ABSTRACT

Time is a fundamental variable in almost all experimental measurements. For some experiments, time is measured directly, as in the determination of radioactive halflives and the lifetimes of excited states of atoms and molecules. Velocity measurements require the measurement of the time required for an object to travel a fixed distance. Time measurements are also used to identify events that bear some correlation to each other and as a means for reducing background noise in experiments that would otherwise be difficult or impossible to perform. Examples of time correlation measurements are so-called coincidence measurements where two or more separate events can be associated with a common originating event by virtue of their time correlation. Positron annihilation in which a positron and an electron combine to yield two gamma rays, is an example of this kind of coincidence measurement. Electron impact ionization of atoms in which an incident electron strikes an atom, ejects an electron and is simultaneously scattered is another example. In such an experiment the ejected and scattered electrons originate from the same event and their arrival at two separate detectors is correlated in time. In one of the very first coincidence experiments Bothe and Geiger [1] used the time correlation between the recoil electron and inelastically scattered x-ray photon, as recorded on a moving film strip, to identify Compton scattering of an incident x-ray and establish energy conservation on the microscopic level.
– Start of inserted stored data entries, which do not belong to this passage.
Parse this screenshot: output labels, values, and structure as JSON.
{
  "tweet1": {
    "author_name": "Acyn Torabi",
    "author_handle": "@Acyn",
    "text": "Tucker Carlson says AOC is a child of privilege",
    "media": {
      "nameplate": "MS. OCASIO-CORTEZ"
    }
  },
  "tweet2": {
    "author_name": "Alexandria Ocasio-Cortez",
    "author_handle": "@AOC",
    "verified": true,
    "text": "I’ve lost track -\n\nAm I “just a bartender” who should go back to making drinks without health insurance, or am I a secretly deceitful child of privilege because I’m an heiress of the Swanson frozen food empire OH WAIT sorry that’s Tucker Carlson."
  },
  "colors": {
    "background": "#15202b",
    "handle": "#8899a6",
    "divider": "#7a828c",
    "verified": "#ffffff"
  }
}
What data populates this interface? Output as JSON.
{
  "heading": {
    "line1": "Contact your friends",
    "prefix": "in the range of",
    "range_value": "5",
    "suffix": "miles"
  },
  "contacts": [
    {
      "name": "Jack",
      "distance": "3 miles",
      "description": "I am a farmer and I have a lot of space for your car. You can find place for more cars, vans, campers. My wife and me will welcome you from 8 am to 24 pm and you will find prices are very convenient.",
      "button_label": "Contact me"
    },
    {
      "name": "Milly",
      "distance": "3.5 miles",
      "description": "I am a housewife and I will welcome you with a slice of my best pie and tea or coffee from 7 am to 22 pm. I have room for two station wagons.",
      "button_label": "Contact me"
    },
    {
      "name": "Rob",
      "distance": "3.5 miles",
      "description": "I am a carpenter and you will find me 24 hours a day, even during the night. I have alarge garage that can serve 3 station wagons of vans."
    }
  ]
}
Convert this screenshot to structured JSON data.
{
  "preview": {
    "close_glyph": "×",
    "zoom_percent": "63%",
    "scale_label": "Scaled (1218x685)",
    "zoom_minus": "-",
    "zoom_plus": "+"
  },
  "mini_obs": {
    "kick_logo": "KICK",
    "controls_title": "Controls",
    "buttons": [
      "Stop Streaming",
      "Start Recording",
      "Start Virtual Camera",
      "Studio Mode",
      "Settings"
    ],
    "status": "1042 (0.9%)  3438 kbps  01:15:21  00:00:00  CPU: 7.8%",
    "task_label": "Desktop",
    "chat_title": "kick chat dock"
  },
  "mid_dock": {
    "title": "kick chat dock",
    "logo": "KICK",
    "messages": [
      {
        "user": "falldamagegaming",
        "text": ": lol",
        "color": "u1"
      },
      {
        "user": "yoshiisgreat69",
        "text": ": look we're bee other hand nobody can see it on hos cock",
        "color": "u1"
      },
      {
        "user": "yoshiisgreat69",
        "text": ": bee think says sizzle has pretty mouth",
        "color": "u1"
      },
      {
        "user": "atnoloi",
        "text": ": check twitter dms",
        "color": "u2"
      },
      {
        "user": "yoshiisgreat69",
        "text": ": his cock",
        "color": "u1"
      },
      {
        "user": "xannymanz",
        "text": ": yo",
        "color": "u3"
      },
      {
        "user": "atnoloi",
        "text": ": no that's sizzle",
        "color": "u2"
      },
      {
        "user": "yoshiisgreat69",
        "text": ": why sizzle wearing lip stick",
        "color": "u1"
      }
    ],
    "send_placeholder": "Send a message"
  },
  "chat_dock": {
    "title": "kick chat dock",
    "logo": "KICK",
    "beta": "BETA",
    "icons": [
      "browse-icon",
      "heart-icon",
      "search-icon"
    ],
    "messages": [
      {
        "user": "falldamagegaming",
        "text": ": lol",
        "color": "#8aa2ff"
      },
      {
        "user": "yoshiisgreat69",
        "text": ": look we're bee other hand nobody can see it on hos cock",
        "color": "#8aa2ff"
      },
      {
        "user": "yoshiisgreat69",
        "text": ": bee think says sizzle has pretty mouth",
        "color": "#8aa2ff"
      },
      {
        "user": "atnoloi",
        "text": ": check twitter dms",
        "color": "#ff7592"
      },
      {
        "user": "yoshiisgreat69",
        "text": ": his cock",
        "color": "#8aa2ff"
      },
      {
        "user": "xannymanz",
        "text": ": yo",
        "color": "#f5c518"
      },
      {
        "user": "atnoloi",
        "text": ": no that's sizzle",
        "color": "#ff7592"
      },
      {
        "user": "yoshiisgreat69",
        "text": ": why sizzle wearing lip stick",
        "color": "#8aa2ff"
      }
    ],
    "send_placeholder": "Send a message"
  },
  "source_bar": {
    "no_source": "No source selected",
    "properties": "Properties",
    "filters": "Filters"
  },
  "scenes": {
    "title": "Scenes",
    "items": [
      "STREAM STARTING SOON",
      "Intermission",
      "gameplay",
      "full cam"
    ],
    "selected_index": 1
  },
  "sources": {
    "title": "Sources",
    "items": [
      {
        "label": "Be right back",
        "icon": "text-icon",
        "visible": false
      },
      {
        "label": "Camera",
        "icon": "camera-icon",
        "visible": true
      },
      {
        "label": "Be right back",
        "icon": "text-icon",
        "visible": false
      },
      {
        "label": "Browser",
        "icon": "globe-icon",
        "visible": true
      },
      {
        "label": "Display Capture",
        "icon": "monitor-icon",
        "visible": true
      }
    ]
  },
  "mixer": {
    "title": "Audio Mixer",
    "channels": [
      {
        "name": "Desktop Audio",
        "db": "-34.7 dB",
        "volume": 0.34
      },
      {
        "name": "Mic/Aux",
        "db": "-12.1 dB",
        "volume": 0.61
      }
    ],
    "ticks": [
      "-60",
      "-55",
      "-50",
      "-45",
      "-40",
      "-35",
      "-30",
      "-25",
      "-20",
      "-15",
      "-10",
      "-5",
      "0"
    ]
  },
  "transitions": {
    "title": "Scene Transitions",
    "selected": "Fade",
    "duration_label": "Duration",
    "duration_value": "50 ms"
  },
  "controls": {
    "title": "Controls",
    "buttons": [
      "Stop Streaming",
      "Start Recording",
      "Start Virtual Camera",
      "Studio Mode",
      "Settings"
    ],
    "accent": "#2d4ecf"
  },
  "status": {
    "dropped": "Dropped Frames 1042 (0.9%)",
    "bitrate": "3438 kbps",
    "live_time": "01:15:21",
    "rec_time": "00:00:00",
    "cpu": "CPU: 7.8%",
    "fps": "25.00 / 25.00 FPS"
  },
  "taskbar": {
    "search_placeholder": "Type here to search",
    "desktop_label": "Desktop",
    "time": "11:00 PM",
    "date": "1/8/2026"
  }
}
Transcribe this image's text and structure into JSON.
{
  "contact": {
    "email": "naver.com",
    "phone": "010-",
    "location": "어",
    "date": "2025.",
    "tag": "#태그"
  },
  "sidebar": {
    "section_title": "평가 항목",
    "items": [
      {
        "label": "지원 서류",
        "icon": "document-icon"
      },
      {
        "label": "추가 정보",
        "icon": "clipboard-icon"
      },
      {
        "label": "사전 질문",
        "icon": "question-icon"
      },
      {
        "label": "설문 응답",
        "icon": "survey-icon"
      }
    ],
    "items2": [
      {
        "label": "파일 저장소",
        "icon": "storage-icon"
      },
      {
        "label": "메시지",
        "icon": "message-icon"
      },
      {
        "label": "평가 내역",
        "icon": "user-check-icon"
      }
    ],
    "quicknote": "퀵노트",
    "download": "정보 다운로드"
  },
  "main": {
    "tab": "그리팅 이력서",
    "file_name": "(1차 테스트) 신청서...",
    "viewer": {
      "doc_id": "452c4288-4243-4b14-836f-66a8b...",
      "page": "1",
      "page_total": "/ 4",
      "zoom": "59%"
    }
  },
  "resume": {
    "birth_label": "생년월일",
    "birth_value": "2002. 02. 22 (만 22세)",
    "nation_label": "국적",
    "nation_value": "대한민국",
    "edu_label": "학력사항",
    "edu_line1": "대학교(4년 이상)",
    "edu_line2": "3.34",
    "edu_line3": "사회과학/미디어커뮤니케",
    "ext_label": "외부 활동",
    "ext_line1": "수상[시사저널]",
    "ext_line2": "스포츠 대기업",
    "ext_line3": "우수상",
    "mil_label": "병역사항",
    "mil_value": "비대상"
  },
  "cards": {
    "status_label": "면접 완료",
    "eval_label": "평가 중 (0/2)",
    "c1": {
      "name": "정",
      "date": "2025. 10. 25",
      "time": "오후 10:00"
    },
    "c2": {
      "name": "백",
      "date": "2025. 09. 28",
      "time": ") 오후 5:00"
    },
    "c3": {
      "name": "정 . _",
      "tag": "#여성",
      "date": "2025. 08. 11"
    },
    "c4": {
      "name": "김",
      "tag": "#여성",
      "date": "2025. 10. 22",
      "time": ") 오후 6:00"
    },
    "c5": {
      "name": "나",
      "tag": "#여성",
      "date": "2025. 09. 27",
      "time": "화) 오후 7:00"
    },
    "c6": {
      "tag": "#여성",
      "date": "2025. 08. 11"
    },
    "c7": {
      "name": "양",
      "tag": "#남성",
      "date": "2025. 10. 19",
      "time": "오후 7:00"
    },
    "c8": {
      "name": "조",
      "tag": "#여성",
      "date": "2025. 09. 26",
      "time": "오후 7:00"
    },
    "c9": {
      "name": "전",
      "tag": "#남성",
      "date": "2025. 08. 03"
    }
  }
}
An example of the use of time correlation to enhance signal-to-noise ratios can be found in experiments where there is a background signal that is uncorrelated with the signal of interest. The effect of penetrating high-energy charged particles from cosmic rays can be eliminated from a gamma ray detector by construction of an anti-coincidence shield. Because a signal from the shield will also be accompanied by a signal at the detector, these spurious signals can be eliminated.